If you mean on all nameservers authoritative for a given zone, then yes they need to share the keys, since they are published as DNSKEY records, which will be used by recursive validating clients to check the signatures.
Now, nameserver A could publish DNSKEY of ZSK A + all RRSIG done with ZSK A, and nameserver B could have ZSK B + all RRSIG done with ZSK B.
And each one with DNSKEY of the KSK and the RRSIG with the KSK of the relevant ZSK.
For DNSSEC to validate a nameserver needs to find at least one correct path of keys and signatures. So, theoretically, a recursive nameserver hitting only nameserverA and retrieving all records from there, could get from there everything it needs to validate records. Same if it hits only nameserverB.
The problem however is with the only part and the fact that things are cached and that recursive nameservers do not "lock" themselves to one authoritative nameserver, but will switch depending on various algorithms. The resolving nameserver may have in its cache a mix of data with, for examples, DNSKEY A and RRSIG from B. Then, the validation will fail.

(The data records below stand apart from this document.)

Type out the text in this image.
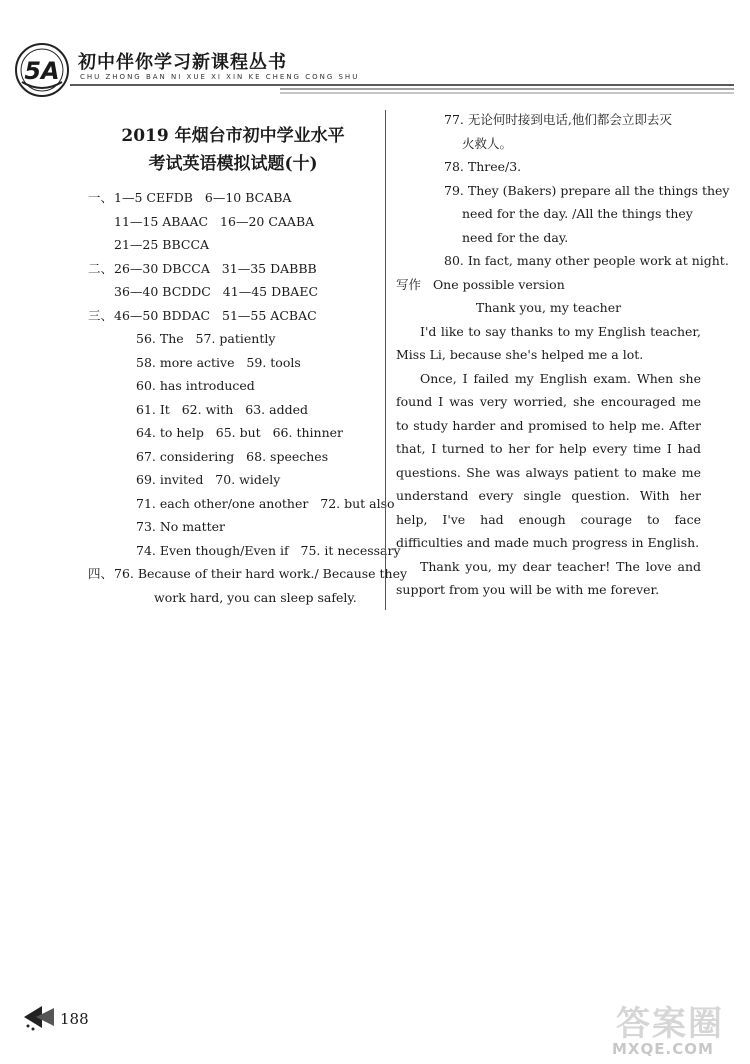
5A 初中伴你学习新课程丛书
CHU ZHONG BAN NI XUE XI XIN KE CHENG CONG SHU
2019 年烟台市初中学业水平
考试英语模拟试题(十)
一、1—5 CEFDB   6—10 BCABA
11—15 ABAAC   16—20 CAABA
21—25 BBCCA
二、26—30 DBCCA   31—35 DABBB
36—40 BCDDC   41—45 DBAEC
三、46—50 BDDAC   51—55 ACBAC
56. The   57. patiently
58. more active   59. tools
60. has introduced
61. It   62. with   63. added
64. to help   65. but   66. thinner
67. considering   68. speeches
69. invited   70. widely
71. each other/one another   72. but also
73. No matter
74. Even though/Even if   75. it necessary
四、76. Because of their hard work./ Because they
work hard, you can sleep safely.
77. 无论何时接到电话,他们都会立即去灭
火救人。
78. Three/3.
79. They (Bakers) prepare all the things they
need for the day. /All the things they
need for the day.
80. In fact, many other people work at night.
写作 One possible version
Thank you, my teacher

I'd like to say thanks to my English teacher, Miss Li, because she's helped me a lot.

Once, I failed my English exam. When she found I was very worried, she encouraged me to study harder and promised to help me. After that, I turned to her for help every time I had questions. She was always patient to make me understand every single question. With her help, I've had enough courage to face difficulties and made much progress in English.

Thank you, my dear teacher! The love and support from you will be with me forever.

188	答案圈
MXQE.COM
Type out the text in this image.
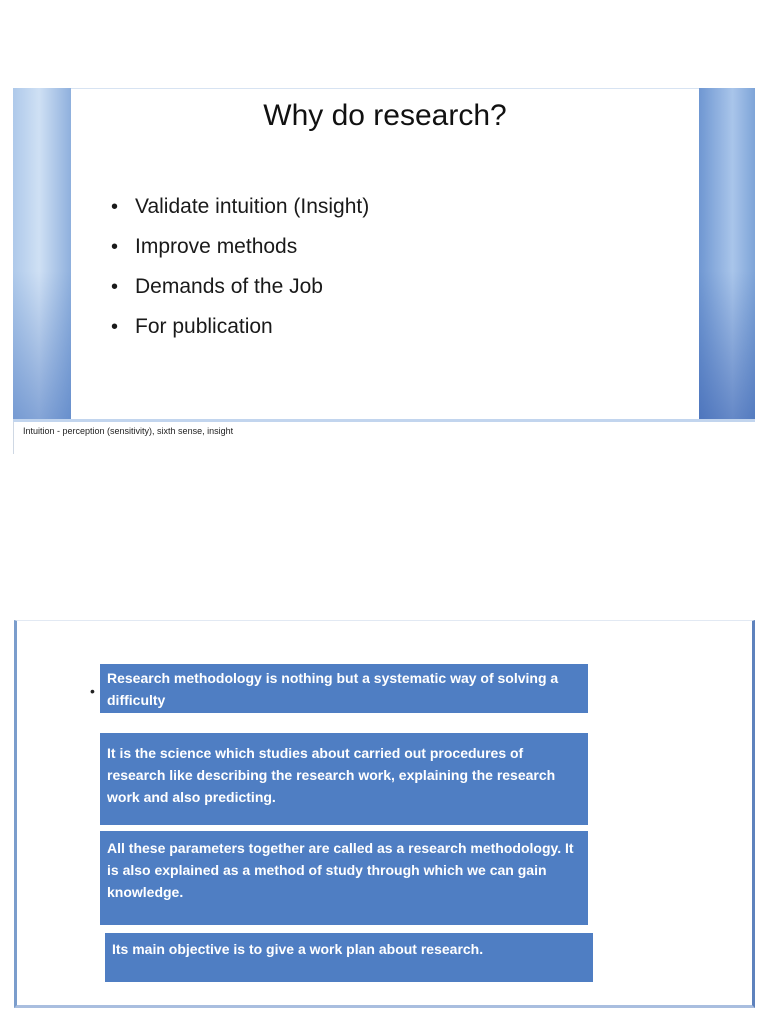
Why do research?
• Validate intuition (Insight)
• Improve methods
• Demands of the Job
• For publication
Intuition - perception (sensitivity), sixth sense, insight
•
Research methodology is nothing but a systematic way of solving a difficulty
It is the science which studies about carried out procedures of research like describing the research work, explaining the research work and also predicting.
All these parameters together are called as a research methodology. It is also explained as a method of study through which we can gain knowledge.
Its main objective is to give a work plan about research.
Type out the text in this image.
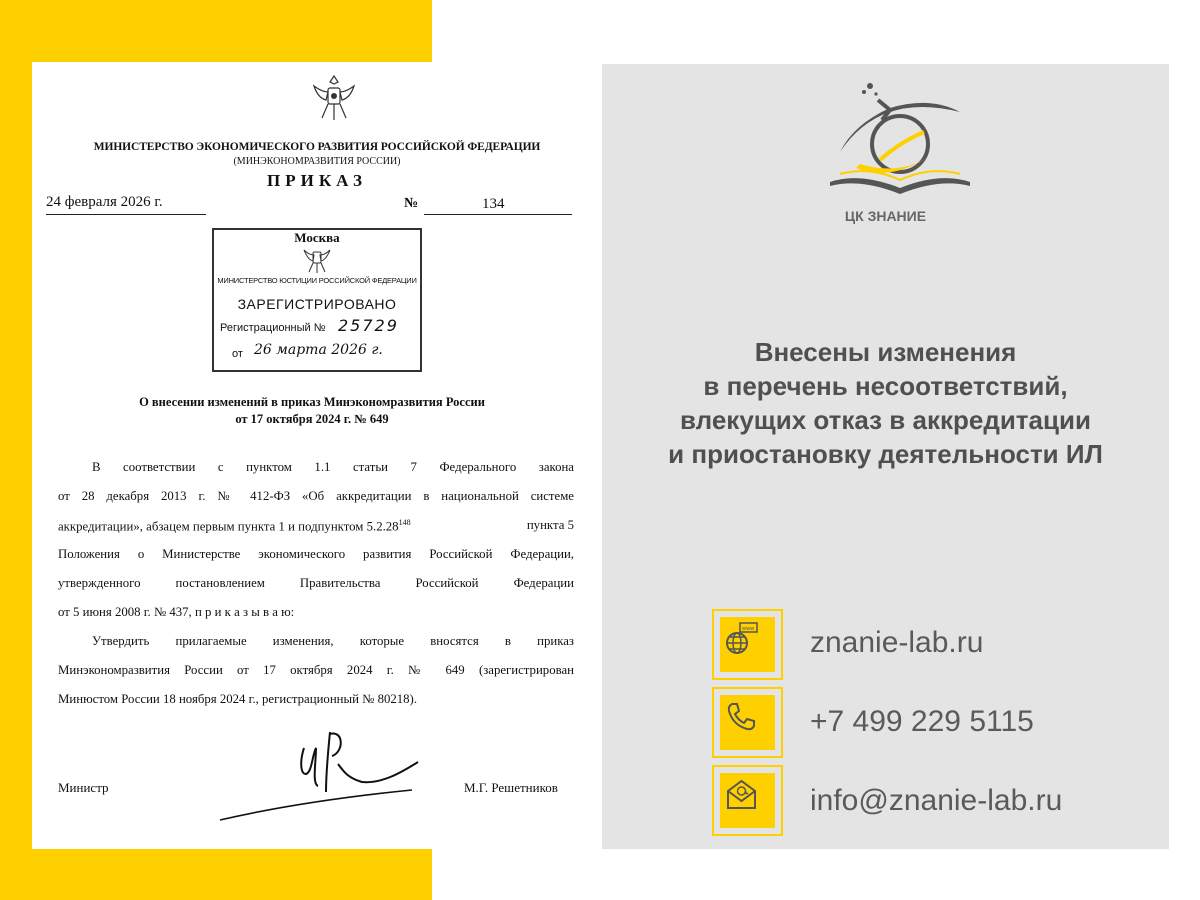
МИНИСТЕРСТВО ЭКОНОМИЧЕСКОГО РАЗВИТИЯ РОССИЙСКОЙ ФЕДЕРАЦИИ
(МИНЭКОНОМРАЗВИТИЯ РОССИИ)
ПРИКАЗ
24 февраля 2026 г.	№	134
Москва
МИНИСТЕРСТВО ЮСТИЦИИ РОССИЙСКОЙ ФЕДЕРАЦИИ
ЗАРЕГИСТРИРОВАНО
Регистрационный № 25729
от 26 марта 2026 г.
О внесении изменений в приказ Минэкономразвития России
от 17 октября 2024 г. № 649
В соответствии с пунктом 1.1 статьи 7 Федерального закона
от 28 декабря 2013 г. № 412-ФЗ «Об аккредитации в национальной системе
аккредитации», абзацем первым пункта 1 и подпунктом 5.2.28$^{148}$	пункта 5
Положения о Министерстве экономического развития Российской Федерации,
утвержденного постановлением Правительства Российской Федерации
от 5 июня 2008 г. № 437, п р и к а з ы в а ю:
Утвердить прилагаемые изменения, которые вносятся в приказ
Минэкономразвития России от 17 октября 2024 г. № 649 (зарегистрирован
Минюстом России 18 ноября 2024 г., регистрационный № 80218).
Министр	М.Г. Решетников
ЦК ЗНАНИЕ
Внесены изменения
в перечень несоответствий,
влекущих отказ в аккредитации
и приостановку деятельности ИЛ
www znanie-lab.ru
+7 499 229 5115
info@znanie-lab.ru
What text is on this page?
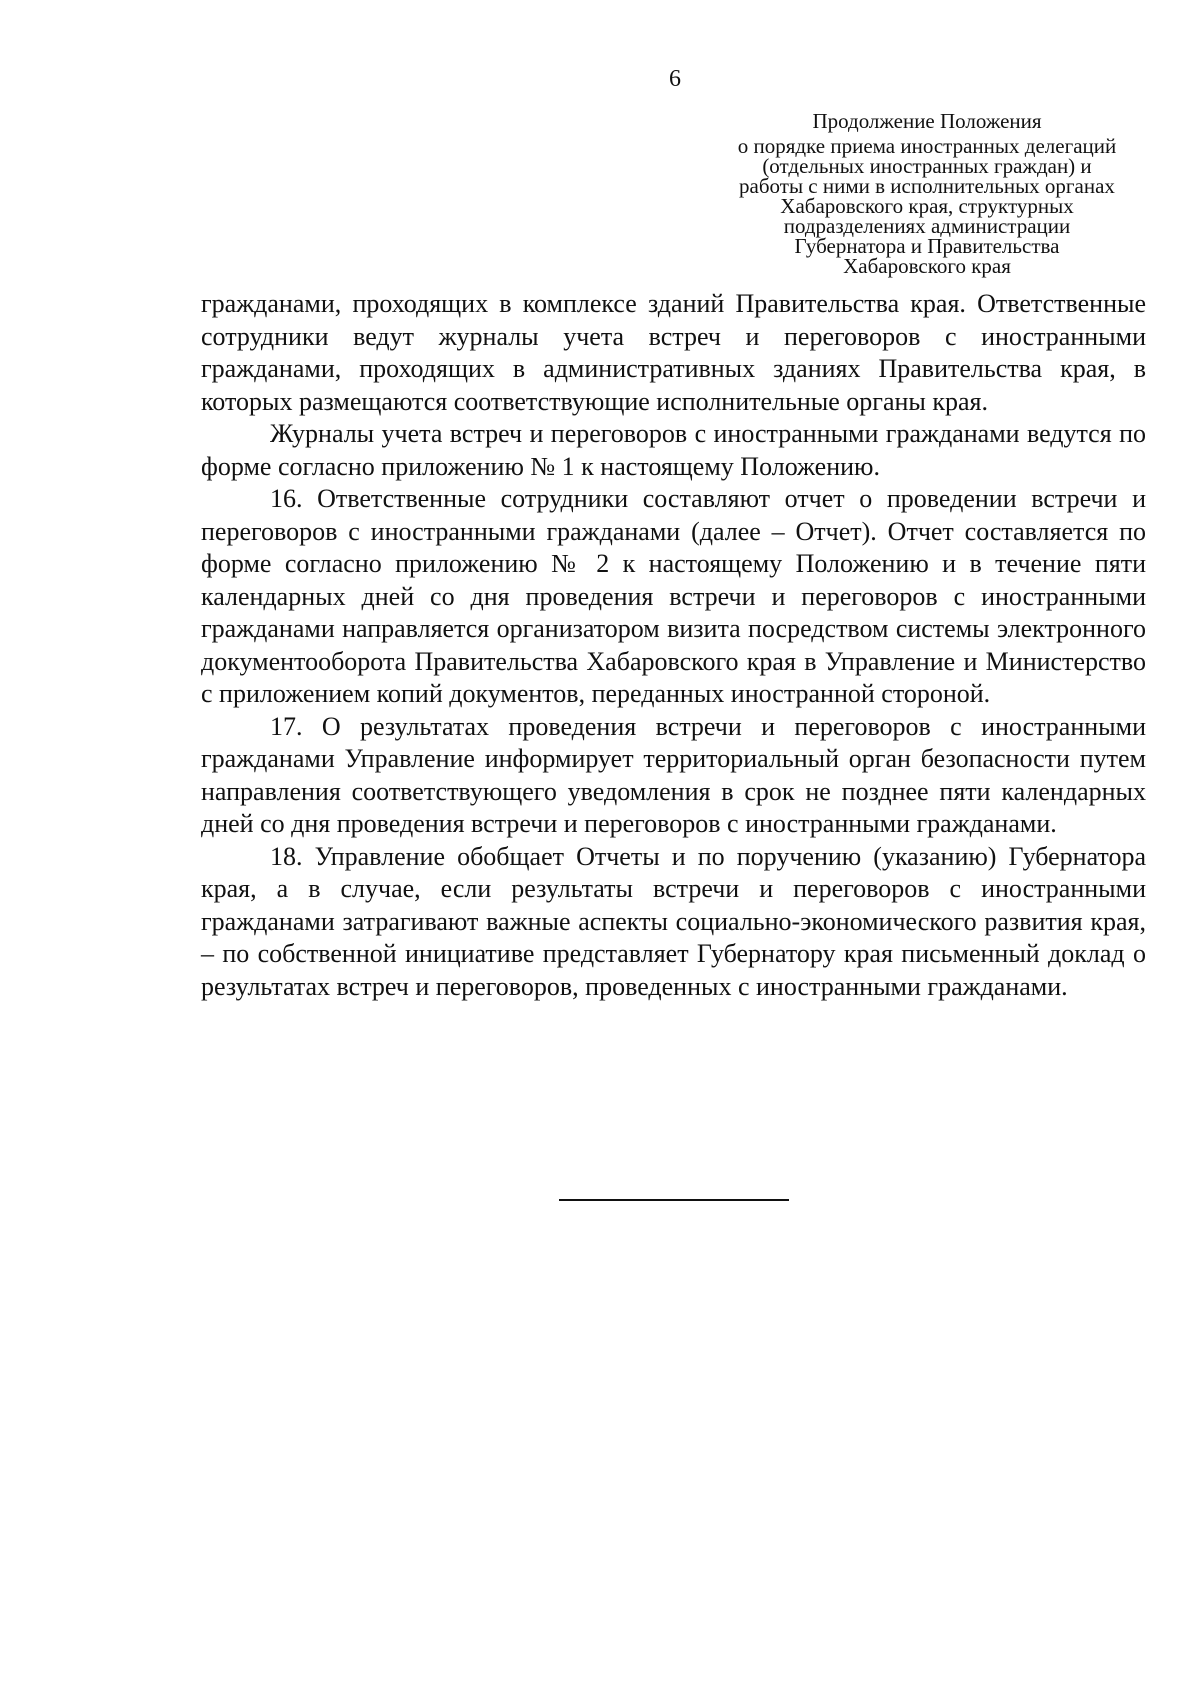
6
Продолжение Положения
о порядке приема иностранных делегаций
(отдельных иностранных граждан) и
работы с ними в исполнительных органах
Хабаровского края, структурных
подразделениях администрации
Губернатора и Правительства
Хабаровского края

гражданами, проходящих в комплексе зданий Правительства края. Ответственные сотрудники ведут журналы учета встреч и переговоров с иностранными гражданами, проходящих в административных зданиях Правительства края, в которых размещаются соответствующие исполнительные органы края.

Журналы учета встреч и переговоров с иностранными гражданами ведутся по форме согласно приложению № 1 к настоящему Положению.

16. Ответственные сотрудники составляют отчет о проведении встречи и переговоров с иностранными гражданами (далее – Отчет). Отчет составляется по форме согласно приложению № 2 к настоящему Положению и в течение пяти календарных дней со дня проведения встречи и переговоров с иностранными гражданами направляется организатором визита посредством системы электронного документооборота Правительства Хабаровского края в Управление и Министерство с приложением копий документов, переданных иностранной стороной.

17. О результатах проведения встречи и переговоров с иностранными гражданами Управление информирует территориальный орган безопасности путем направления соответствующего уведомления в срок не позднее пяти календарных дней со дня проведения встречи и переговоров с иностранными гражданами.

18. Управление обобщает Отчеты и по поручению (указанию) Губернатора края, а в случае, если результаты встречи и переговоров с иностранными гражданами затрагивают важные аспекты социально-экономического развития края, – по собственной инициативе представляет Губернатору края письменный доклад о результатах встреч и переговоров, проведенных с иностранными гражданами.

So, in short, I would be very much surprised if this works reliably.
This is discussed in length in this document: https://datatracker.ietf.org/doc/draft-huque-dnsop-multi-provider-dnssec/?include_text=1
It tries to see how a domain name could use more than one DNS provider at the same time for resolution, but still have proper DNSSEC management, with various scenarios depending on who does ths signing.
You could test that, but as Håkan said it seems you have another problem before coming to this problem.